Patients and Procedures:
From 1 January 2018 to 30 November 2018, we enrolled 33 patients (22 men and 11 women) over the age of 18 who needed endoscopic Hemostatic forceps for GI bleeding. Endoscopic examination was performed at the Al-ahsa hospital endoscopy unit in Al-ahsa, Eastern Province, Saudi Arabia. The same endoscopist performed all procedures. The Al-ahsa hospital’s institutional ethical review committees approved this retrospective cohort study. Before any endoscopic examination, all patients provided written informed consent. Three patients with post-sphincterotomy bleeding were treated entirely with hemostatic forceps. Endoclipping was performed on 15 of the 30 patients (Group I), while hemostatic forceps were used on the remaining 15 patients (group II).
This study included 33 patients (22 men and 11 women) with various causes of GI bleeding who met the inclusion criteria. Three of them with post-sphincterotomy bleeding were given hemostatic forceps treatment. They were all men between the ages of 25 and 53. Initial hemostasis was achieved in all of them without rebleeding. The time required for hemostasis ranged between 3 and 8 minutes.
The endoscopist decided on endoscopic therapy based on the feasibility of using either technique in the specific patient.

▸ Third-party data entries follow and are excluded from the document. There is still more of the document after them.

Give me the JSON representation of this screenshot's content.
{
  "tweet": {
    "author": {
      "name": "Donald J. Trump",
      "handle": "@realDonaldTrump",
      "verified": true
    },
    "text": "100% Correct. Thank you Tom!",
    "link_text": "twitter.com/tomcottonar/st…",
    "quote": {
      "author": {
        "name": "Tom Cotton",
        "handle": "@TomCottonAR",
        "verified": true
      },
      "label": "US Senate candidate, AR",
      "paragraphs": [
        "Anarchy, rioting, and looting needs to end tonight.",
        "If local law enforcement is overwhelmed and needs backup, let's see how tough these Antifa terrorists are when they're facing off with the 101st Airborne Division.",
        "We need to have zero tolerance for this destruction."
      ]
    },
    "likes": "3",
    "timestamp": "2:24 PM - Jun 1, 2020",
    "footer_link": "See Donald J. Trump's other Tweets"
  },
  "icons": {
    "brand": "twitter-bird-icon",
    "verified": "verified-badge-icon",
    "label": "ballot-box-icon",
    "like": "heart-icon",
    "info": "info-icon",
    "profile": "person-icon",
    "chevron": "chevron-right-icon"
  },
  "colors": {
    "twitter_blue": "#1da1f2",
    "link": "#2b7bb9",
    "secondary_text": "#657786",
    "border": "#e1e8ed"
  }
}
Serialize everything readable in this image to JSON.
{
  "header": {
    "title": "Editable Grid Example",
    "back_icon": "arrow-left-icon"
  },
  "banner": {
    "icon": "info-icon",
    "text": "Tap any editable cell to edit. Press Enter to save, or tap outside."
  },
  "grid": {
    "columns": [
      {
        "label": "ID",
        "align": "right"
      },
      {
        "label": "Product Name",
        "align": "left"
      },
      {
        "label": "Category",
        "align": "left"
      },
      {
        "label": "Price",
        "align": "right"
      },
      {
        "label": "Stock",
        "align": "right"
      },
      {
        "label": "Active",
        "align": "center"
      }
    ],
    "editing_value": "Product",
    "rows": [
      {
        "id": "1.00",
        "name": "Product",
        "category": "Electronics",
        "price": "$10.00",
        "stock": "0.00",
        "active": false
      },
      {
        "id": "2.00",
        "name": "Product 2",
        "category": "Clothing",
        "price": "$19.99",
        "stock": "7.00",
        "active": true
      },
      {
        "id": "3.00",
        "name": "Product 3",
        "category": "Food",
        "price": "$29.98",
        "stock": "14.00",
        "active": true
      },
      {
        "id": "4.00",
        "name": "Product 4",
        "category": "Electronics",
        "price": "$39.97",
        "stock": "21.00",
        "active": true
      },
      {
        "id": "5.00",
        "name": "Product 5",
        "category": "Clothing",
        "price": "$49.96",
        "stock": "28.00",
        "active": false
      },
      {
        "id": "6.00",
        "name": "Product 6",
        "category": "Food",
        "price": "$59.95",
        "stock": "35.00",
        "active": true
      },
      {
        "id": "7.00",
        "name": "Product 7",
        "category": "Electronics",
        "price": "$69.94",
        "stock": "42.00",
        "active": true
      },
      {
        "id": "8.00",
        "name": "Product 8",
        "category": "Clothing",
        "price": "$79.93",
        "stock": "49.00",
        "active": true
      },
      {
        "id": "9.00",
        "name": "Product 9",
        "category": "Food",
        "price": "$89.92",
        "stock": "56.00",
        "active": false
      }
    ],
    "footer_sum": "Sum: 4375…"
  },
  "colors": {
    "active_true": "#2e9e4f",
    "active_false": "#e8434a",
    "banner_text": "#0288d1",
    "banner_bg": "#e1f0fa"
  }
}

The groups were compared in terms of initial hemostasis, time spent waiting for hemostasis, and rebleeding rate. The amount of time required to achieve hemostasis (measured from the point of time at which the decision was made to start the procedure till hemostasis or change of decision). Overt GI bleeding, shock, and/or a decrease in hemoglobin level of more than 2 g/dl occurred within 24 hours of the initial stabilization of pulse, blood pressure, and hemoglobin level. Endoscopic hemostasis was immediately performed when rebleeding was suspected.